Concord grapes are native to North America and are named for the town in Massachusetts where they were first cultivated from wild grapes in 1849. Twenty years later, a New Jersey dentist named Thomas Welch converted 40 pounds of Concord grapes into fruit juice for his local church and the rest is history.
Concord grapes are now mostly grown in upstate New York, southwestern Michigan and Washington state. They are among the group of grapes known as “slip-skin,” meaning that their skins are easily removed. They also grow on their own root stock – rather than via grafting – which makes them better able to adapt to the climate in the Shenandoah Valley. But even that native adaptability has its limits, as the Wengers have seen with the increase in climate volatility.
“It has been a bit of a rollercoaster these last few years,” Mark says, describing a series of extreme weather events that damaged the grape crops in three out of the past four years. 2020 brought a May freeze that impacted the fall crop; a hailstorm came through the farm in April 2021; and another deep freeze hit early last year.
“But our customers have been resilient,” Mark says, adding that ninety percent of the visitors to the farm are repeat customers. The Wenger Grapes’s customers come from across Virginia, Maryland and the mid-Atlantic area, and many families come year after year.
Wendy grew up on the grape farm when it was run by her parents, Dave and Mim Wenger, and remembers that her mother loved to entertain. Wendy says she sees the farm stand and pick-your-own activities as an extension of her family’s hospitality. “I love it when people are here,” Wendy says. “I love seeing all the different people.”
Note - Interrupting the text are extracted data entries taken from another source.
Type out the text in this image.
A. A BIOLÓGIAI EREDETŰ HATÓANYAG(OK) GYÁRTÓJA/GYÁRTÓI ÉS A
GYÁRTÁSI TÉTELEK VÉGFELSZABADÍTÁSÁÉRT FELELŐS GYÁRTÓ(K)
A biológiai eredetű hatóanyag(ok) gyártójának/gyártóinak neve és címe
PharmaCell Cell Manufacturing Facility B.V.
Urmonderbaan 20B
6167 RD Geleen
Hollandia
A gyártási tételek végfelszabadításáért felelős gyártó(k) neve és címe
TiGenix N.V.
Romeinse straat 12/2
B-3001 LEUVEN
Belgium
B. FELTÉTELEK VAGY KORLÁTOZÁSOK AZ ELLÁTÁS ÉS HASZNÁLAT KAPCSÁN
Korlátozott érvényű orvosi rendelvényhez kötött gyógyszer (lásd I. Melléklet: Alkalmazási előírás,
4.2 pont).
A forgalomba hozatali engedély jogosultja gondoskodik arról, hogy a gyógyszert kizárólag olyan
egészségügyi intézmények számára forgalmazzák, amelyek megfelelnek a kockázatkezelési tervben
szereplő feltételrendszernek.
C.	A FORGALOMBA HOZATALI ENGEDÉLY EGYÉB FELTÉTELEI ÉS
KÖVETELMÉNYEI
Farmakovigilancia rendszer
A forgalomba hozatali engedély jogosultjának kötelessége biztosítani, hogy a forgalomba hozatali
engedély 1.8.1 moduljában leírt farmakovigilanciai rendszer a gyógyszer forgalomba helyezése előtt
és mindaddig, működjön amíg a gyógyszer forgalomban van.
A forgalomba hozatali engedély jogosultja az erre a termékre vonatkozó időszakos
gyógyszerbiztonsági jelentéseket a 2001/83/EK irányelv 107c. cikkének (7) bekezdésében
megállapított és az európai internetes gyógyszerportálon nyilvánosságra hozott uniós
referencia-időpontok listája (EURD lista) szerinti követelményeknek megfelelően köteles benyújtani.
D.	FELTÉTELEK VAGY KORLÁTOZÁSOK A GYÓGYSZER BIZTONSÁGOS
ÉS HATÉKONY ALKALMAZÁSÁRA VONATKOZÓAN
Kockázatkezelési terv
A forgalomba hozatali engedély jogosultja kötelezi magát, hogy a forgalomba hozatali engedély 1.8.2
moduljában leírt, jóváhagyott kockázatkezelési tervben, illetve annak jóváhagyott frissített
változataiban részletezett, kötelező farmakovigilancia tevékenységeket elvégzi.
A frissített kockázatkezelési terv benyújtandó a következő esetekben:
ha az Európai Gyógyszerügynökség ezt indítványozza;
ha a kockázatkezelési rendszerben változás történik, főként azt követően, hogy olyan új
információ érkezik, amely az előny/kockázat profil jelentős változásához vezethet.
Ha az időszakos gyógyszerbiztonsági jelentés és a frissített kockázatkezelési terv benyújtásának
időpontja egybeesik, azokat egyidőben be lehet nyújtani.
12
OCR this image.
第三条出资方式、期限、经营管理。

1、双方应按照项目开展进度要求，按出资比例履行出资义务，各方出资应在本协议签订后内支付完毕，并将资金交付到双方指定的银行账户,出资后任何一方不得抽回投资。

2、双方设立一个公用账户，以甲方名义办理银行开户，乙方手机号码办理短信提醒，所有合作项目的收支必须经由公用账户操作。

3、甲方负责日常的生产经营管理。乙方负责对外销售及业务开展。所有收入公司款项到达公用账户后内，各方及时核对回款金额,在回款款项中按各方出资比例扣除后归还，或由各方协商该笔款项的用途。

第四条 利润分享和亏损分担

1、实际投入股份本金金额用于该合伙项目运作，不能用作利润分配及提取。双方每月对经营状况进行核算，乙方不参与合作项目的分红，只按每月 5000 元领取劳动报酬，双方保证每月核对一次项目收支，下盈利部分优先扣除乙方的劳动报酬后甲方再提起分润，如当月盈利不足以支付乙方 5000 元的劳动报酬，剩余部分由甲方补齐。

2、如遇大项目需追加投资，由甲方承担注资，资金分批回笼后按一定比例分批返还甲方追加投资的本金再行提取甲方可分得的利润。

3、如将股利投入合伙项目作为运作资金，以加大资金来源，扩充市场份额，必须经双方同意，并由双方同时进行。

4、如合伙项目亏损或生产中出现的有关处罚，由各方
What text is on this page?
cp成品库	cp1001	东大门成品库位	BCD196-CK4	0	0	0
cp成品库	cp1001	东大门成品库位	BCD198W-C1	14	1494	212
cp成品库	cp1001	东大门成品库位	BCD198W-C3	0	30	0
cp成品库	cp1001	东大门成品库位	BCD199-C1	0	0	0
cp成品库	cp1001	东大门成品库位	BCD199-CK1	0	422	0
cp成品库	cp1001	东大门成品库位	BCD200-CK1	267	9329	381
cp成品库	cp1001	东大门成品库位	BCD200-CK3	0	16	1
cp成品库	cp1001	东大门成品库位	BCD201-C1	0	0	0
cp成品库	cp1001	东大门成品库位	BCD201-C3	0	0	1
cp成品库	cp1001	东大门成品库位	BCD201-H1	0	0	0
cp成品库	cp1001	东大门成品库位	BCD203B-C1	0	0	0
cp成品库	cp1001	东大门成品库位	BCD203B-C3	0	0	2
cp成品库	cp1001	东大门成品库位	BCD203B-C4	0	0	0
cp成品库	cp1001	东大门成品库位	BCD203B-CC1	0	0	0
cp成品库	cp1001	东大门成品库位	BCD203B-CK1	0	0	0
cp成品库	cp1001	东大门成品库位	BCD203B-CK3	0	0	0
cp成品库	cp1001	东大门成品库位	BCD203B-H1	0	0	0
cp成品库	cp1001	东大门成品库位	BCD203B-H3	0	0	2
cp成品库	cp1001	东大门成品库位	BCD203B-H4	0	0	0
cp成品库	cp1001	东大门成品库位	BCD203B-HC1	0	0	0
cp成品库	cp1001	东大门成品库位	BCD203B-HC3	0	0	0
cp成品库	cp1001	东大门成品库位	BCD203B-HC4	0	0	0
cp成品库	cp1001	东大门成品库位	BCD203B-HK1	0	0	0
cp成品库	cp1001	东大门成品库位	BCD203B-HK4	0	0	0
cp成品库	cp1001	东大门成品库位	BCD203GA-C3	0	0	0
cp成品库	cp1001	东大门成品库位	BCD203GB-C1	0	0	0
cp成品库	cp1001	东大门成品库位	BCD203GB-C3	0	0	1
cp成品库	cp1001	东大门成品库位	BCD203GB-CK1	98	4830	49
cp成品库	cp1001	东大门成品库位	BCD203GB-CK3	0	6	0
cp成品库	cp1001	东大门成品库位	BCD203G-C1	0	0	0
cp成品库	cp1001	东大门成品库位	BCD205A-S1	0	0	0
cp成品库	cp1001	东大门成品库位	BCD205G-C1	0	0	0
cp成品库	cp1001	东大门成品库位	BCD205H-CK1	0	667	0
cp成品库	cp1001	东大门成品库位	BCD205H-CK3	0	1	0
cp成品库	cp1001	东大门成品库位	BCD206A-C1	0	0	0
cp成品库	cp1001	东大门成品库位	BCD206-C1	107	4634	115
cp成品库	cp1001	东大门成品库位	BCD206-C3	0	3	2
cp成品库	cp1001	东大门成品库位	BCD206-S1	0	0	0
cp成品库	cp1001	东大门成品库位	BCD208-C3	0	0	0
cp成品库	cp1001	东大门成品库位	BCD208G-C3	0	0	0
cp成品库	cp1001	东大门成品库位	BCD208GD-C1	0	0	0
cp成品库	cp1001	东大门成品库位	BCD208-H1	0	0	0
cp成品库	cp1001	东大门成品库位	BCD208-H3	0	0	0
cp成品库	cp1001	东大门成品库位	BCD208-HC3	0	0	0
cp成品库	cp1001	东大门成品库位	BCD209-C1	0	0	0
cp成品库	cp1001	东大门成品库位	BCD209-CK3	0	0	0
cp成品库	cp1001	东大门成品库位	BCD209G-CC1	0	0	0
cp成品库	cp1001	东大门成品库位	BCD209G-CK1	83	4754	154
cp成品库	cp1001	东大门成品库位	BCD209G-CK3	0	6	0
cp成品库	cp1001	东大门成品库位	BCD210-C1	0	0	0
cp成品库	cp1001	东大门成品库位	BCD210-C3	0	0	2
When asked why they continue despite the challenges at the farm, Wendy speaks both about the nostalgia of carrying on a family tradition and the importance of teaching people about the sources of their food.
“There are not a whole lot of places left where you can go to a farm and pick your own produce,” Wendy says. “It is a ton of work. But it lets us carry on a tradition and help people connect to the earth. We look forward to having people on the farm for many years to come.”
Wenger Grapes is located at 4094 Stuarts Draft Highway in Waynesboro, about two miles west of the intersection with 1-64. Depending on the weather, Concord grape harvest season usually begins around Labor Day and continues through the month of September. During harvest season, the farm stand and pick-yourown is open Monday through Saturday from 8:00 a.m. until dark.